As for students who are still in school but unable to go to their federal work-study jobs due to workplace closures, they could still be paid, either in a lump sum or in installments similar to a paycheck.

The Senate Democrats, in their plan introduced earlier that day, proposed a different approach to address the problem of student loan borrowers having trouble making regular payments.

Under the plan from Senate Minority Leader Chuck Schumer (D-N.Y.) and ranking members of the Senate education committee, including Sens. Patty Murray (D-Wash.) and Elizabeth Warren (D-Mass.), the U.S. Department of Education would make monthly payments on behalf of borrowers for the remainder of the national emergency.
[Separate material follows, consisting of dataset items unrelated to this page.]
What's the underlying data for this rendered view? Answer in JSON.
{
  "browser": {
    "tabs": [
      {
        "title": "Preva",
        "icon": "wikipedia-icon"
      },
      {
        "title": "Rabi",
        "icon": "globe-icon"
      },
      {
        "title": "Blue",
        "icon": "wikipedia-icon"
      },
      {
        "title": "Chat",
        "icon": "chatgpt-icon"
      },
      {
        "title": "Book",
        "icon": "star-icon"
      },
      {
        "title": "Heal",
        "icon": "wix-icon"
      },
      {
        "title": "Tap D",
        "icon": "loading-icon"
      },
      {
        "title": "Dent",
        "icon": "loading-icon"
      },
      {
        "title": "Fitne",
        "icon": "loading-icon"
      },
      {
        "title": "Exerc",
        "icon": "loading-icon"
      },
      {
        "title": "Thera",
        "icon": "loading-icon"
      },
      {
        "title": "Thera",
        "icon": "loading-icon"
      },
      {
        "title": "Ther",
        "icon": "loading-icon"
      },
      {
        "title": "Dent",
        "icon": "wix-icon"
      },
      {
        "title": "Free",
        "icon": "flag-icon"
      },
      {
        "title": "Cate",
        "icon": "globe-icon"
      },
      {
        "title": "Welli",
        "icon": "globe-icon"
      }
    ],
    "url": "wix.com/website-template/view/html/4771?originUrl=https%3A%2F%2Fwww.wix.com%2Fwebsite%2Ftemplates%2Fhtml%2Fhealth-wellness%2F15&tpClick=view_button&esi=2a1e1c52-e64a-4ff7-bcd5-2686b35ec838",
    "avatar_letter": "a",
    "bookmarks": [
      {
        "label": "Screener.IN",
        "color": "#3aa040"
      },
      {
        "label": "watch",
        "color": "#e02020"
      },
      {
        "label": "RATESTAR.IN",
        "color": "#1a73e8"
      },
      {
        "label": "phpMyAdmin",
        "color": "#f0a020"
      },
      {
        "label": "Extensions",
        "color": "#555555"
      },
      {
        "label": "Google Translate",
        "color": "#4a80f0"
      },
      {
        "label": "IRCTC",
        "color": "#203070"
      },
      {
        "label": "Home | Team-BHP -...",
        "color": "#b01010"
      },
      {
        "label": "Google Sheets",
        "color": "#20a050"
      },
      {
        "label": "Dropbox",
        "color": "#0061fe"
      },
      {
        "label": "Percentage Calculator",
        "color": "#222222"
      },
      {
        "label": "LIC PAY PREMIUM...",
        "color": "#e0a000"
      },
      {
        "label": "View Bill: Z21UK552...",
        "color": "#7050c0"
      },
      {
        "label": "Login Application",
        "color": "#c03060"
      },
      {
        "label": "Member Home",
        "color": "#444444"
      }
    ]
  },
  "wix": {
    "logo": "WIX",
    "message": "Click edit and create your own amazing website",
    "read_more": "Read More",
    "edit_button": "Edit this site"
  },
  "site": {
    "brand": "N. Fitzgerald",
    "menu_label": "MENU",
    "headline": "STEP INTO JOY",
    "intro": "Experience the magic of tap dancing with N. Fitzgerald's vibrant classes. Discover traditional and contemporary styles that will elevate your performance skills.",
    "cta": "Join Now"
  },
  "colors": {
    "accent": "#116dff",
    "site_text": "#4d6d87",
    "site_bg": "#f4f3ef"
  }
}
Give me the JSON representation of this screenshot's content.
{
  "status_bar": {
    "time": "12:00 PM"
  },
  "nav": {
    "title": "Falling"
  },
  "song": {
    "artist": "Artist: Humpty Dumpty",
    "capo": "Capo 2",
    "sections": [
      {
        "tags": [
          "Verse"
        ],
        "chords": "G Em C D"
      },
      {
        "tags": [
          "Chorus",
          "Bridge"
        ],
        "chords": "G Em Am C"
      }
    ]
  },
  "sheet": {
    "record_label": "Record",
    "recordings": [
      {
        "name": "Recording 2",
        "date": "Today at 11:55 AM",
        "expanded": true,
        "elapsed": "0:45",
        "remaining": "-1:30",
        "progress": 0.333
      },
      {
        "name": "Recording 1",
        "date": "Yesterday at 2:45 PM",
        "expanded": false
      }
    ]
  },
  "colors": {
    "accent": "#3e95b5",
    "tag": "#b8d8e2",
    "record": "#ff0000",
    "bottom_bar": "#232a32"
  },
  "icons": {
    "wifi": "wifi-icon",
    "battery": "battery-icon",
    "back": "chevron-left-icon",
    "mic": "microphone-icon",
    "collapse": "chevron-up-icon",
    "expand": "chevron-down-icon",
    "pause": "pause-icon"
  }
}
As soon as the emergency is over, the Department would have to send additional payments to the borrowers to make sure everyone had at least $10,000 paid off by the federal government.

“The coronavirus outbreak brought with it crushing economic uncertainty, and students and borrowers need targeted, quick relief from payment burdens,” Schumer said in a statement. “We must act now to help alleviate the growing financial strain on students and families across the country.”

Senate Majority Leader Mitch McConnell (R-Ky.) told reporters on Friday morning that he wanted leaders of both parties to come to an agreement on the multi-billion-dollar stimulus package by the end of the day, so that the Senate could start the voting process next Monday.

“I task these bipartisan teams to reach agreement by the end of the day today,” said McConnell, reported USA Today. “The secretary of the Treasury has indicated it’s important for us to be on the Senate floor and to pass the measure on Monday.”